I came across a thought-provoking report recently, titled “Technology for Aging in Place 2016,” by Laurie Orlov, a market analyst for aging technology. The report seems to be an update to her 2014 report on aging and technology, which I commented on in this post.
As always, I’m interested in how business people conceive of needs and approaches to solutions, and how that compares to our view of the needs and issues as aging health professionals.
A striking fact which I hadn’t previously appreciated is that many older adults remain in their homes while aging because they can’t afford to move elsewhere. Per Orlov:
Median net worth of the 75+ age range is now $156,000, inclusive of home equity (see Figure 1). This is deferring moves to assisted living – its move-in age now a mid-80’s and frailer demographic. But boomers are right behind them – and even less able to move in. They have simply not saved enough – holding an average retirement savings portfolio of only $136,000 – enough for just two years of a private assisted living community like Brookdale.

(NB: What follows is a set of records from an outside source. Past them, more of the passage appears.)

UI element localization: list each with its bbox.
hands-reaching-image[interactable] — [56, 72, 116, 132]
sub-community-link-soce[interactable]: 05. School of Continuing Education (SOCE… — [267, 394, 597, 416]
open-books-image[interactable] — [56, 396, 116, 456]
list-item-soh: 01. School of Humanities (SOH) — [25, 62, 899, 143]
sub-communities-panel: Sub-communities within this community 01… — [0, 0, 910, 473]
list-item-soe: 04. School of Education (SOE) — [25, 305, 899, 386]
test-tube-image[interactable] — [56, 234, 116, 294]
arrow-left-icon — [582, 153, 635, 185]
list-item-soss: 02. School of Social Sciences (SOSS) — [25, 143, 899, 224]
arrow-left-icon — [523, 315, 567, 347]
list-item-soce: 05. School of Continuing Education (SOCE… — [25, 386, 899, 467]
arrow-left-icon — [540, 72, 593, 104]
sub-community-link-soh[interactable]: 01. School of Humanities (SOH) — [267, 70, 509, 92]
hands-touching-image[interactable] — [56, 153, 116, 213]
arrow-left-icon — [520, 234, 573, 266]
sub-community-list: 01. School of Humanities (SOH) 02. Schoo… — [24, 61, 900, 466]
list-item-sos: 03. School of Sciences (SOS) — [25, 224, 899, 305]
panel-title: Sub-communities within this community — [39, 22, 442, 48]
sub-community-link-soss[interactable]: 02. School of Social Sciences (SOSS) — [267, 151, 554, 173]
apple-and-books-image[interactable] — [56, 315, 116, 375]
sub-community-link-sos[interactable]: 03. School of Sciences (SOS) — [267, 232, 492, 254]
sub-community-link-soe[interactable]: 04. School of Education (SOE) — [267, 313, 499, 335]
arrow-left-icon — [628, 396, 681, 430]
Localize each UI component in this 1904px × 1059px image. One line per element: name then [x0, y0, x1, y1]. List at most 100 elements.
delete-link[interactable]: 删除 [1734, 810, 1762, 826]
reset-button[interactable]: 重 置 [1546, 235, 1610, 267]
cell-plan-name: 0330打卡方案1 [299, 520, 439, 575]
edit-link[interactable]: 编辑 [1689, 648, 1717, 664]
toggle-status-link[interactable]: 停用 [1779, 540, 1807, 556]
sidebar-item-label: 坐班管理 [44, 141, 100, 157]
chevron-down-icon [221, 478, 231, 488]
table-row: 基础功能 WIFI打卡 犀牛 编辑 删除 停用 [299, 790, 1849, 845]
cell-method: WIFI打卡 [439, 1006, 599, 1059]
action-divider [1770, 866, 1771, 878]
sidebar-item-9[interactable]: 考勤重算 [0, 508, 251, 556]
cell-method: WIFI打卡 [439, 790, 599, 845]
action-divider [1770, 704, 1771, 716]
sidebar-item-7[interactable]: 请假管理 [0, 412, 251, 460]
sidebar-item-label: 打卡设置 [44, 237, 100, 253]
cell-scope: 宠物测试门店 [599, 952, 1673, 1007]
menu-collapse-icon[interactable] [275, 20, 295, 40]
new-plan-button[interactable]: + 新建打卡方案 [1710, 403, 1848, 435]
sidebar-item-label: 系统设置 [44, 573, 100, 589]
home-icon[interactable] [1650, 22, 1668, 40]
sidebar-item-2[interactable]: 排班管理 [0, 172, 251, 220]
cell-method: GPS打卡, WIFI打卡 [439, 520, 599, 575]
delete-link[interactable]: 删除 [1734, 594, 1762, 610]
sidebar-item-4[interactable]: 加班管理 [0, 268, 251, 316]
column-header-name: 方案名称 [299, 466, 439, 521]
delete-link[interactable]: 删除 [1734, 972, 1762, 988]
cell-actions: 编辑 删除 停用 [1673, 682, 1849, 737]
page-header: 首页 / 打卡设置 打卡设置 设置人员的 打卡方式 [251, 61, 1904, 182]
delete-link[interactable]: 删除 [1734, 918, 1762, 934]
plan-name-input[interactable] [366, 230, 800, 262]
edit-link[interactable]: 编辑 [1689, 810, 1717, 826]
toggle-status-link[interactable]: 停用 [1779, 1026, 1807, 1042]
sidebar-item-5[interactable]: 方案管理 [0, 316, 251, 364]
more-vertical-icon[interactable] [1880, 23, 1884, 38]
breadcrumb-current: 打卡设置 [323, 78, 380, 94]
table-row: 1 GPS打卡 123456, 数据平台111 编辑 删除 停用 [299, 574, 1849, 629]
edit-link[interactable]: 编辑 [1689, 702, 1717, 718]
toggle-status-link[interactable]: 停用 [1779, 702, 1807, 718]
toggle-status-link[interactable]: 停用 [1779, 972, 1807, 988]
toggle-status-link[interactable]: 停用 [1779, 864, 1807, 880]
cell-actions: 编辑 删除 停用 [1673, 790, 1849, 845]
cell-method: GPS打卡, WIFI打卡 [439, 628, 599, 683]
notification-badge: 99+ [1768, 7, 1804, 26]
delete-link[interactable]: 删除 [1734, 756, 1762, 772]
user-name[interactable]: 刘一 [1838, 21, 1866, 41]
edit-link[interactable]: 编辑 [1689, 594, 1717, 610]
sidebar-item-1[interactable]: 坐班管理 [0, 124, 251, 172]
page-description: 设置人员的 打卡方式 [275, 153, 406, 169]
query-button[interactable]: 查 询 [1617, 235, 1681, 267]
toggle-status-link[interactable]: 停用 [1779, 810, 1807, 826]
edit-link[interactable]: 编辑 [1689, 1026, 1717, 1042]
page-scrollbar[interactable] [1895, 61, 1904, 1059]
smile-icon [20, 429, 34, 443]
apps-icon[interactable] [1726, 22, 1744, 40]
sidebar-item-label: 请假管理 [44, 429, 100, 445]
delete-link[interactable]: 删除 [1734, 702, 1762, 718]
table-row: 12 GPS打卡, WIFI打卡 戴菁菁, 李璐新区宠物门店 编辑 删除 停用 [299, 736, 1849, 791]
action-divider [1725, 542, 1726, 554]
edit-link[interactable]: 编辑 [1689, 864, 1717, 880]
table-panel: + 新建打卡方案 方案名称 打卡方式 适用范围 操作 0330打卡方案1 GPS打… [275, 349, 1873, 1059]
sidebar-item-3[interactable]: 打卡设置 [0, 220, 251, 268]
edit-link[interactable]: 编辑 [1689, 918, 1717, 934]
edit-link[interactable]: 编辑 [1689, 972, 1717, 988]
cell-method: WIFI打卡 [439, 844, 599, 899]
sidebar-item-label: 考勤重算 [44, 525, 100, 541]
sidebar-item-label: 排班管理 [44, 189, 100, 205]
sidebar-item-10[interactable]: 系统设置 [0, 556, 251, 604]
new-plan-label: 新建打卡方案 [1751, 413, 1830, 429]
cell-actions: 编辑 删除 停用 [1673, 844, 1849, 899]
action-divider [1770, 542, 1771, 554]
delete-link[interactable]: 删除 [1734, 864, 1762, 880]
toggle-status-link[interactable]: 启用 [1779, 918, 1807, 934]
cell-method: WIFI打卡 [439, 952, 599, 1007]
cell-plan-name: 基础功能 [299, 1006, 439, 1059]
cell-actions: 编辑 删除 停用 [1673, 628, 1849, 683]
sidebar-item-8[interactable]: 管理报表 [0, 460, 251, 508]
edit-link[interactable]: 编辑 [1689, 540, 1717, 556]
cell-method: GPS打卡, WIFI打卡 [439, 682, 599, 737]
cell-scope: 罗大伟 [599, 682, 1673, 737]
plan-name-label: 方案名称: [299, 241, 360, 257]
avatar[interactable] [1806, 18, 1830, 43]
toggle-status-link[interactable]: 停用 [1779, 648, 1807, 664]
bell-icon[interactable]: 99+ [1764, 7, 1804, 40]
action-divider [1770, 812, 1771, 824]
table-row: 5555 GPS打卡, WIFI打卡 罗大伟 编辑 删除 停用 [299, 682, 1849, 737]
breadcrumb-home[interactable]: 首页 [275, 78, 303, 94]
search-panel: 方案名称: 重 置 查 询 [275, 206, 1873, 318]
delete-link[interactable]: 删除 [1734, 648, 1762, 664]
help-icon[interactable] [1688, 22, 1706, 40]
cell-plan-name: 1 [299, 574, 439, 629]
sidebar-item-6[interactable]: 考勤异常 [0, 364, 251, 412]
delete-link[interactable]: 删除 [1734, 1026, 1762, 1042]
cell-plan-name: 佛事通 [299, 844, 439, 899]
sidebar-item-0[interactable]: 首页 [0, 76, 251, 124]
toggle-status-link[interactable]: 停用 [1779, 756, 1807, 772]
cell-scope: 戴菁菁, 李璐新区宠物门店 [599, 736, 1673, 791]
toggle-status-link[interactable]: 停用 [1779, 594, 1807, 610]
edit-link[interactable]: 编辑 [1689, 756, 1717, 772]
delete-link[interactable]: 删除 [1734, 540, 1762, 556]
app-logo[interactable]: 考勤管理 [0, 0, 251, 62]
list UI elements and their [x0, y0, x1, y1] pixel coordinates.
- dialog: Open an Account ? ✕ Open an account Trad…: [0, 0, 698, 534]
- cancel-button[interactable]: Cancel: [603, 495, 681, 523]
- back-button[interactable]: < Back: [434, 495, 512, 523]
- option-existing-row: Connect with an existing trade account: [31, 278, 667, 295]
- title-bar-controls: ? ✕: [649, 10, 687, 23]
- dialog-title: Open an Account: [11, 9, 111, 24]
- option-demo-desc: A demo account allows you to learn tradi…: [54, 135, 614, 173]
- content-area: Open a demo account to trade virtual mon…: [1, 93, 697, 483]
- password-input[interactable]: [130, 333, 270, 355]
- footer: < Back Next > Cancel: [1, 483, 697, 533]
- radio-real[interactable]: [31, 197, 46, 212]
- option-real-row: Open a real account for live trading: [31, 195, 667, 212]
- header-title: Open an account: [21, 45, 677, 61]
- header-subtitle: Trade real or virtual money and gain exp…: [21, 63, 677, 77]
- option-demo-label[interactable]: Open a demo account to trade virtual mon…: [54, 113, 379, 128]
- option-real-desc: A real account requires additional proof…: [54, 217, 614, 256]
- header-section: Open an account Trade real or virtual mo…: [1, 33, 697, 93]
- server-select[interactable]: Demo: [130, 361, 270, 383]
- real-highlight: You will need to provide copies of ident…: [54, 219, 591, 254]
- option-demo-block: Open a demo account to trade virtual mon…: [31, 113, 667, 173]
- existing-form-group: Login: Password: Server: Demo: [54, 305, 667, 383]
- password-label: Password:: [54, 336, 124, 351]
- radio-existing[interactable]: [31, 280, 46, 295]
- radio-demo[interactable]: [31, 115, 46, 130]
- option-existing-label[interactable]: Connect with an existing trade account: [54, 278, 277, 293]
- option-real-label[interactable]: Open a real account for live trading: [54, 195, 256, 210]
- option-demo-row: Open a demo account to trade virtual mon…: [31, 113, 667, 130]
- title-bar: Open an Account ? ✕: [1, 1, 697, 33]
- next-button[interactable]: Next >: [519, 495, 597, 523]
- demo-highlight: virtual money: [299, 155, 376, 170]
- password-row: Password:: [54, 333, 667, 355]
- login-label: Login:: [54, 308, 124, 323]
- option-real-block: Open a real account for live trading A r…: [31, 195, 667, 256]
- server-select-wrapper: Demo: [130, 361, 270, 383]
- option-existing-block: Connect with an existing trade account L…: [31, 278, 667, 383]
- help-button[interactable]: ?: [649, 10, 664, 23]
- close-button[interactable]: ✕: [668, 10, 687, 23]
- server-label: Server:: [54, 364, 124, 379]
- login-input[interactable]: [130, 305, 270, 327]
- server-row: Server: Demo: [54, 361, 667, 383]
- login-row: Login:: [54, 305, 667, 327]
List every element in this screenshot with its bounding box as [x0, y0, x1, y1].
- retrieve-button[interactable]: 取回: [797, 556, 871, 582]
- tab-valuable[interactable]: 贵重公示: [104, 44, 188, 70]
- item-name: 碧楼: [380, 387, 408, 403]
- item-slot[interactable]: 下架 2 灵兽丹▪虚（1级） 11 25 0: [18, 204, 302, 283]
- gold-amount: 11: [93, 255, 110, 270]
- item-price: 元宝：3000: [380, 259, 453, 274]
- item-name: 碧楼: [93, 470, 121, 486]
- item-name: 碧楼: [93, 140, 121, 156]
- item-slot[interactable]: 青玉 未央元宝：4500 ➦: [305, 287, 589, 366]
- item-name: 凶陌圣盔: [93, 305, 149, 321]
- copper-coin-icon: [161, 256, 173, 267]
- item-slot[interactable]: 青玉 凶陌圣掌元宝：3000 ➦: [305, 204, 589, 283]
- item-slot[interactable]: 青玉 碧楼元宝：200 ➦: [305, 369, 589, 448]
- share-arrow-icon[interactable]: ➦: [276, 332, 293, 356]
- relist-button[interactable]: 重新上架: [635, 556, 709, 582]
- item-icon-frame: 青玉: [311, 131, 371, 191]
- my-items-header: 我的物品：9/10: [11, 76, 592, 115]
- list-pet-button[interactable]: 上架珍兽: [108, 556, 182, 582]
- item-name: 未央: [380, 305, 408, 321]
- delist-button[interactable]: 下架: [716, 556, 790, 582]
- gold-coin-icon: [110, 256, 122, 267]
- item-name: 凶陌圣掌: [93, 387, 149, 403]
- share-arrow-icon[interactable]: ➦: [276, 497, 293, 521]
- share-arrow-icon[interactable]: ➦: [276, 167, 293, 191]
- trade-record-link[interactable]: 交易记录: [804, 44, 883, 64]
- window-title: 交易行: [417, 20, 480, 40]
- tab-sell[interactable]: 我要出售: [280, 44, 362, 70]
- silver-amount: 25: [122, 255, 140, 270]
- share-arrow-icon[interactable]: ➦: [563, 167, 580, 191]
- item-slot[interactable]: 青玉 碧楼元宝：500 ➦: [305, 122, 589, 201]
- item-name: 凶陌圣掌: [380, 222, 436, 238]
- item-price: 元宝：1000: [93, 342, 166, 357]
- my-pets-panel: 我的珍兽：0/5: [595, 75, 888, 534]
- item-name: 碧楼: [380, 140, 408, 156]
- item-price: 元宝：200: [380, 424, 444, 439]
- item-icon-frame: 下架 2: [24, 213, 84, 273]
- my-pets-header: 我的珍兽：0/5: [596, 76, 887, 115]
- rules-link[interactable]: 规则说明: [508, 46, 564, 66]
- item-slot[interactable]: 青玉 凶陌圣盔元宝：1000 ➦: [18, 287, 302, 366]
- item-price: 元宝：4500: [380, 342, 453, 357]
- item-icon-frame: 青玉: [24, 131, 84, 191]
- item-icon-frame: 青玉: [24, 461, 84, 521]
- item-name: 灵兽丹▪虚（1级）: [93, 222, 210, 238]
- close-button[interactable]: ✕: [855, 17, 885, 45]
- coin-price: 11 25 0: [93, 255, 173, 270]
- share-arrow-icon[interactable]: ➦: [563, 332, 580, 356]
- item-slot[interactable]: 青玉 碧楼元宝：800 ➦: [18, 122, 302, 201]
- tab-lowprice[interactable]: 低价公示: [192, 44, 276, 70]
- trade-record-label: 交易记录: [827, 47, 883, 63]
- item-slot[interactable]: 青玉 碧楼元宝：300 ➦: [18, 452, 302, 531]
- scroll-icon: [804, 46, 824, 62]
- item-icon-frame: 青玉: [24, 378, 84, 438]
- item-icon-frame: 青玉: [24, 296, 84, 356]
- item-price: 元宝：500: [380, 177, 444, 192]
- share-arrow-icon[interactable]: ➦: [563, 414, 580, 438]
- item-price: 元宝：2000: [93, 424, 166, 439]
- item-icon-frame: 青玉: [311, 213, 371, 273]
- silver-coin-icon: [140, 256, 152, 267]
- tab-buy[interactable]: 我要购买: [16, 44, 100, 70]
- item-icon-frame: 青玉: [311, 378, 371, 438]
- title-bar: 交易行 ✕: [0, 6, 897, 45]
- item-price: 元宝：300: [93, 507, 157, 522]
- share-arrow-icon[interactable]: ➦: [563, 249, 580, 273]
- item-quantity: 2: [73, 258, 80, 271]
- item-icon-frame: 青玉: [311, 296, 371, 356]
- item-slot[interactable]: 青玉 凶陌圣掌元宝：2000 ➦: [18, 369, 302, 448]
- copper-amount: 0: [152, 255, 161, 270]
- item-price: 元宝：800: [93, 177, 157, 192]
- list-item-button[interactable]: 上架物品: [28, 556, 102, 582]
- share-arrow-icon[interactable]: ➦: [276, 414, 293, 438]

Orlov also cites this AoA data summary, which reports that
- About 28% (12.5 million) of noninstitutionalized older persons live alone (8.8 million women, 3.8 million men).
- Almost half of older women (46%) age 75+ live alone.
In short, we have a growing population of older adults, many of whom have limited financial resources, and many of whom live alone in the community.
What percentage of older adults are living in their own homes was unclear to me; Orlov states “Eighty percent of older adults today live in their own homes,” however the reference provided does not address this particular statistic.
To me, “living in your own home” means you own the home. I did find a very good report on aging and housing from Harvard’s Joint Center on Housing Studies, which notes:
Among those aged 80 and older in 2011, fully 60 percent had lived in the same residence for 20 or more years. Another 18 percent had occupied their homes between 10 and 20 years.
However this data is from the American Housing Survey, so presumably it is referring to older adults who are already in community housing, as opposed to all older adults.
The NIA report “Growing Older in America” does provide data on living situations and says 79% of older Americans live in their own homes, however this report is based on Health and Retirement Study data from 2002, and 2002 is starting to feel like a long time ago. Hence, I am still left wondering just where older adults are living, and it would be nice to see updated data addressing this issue.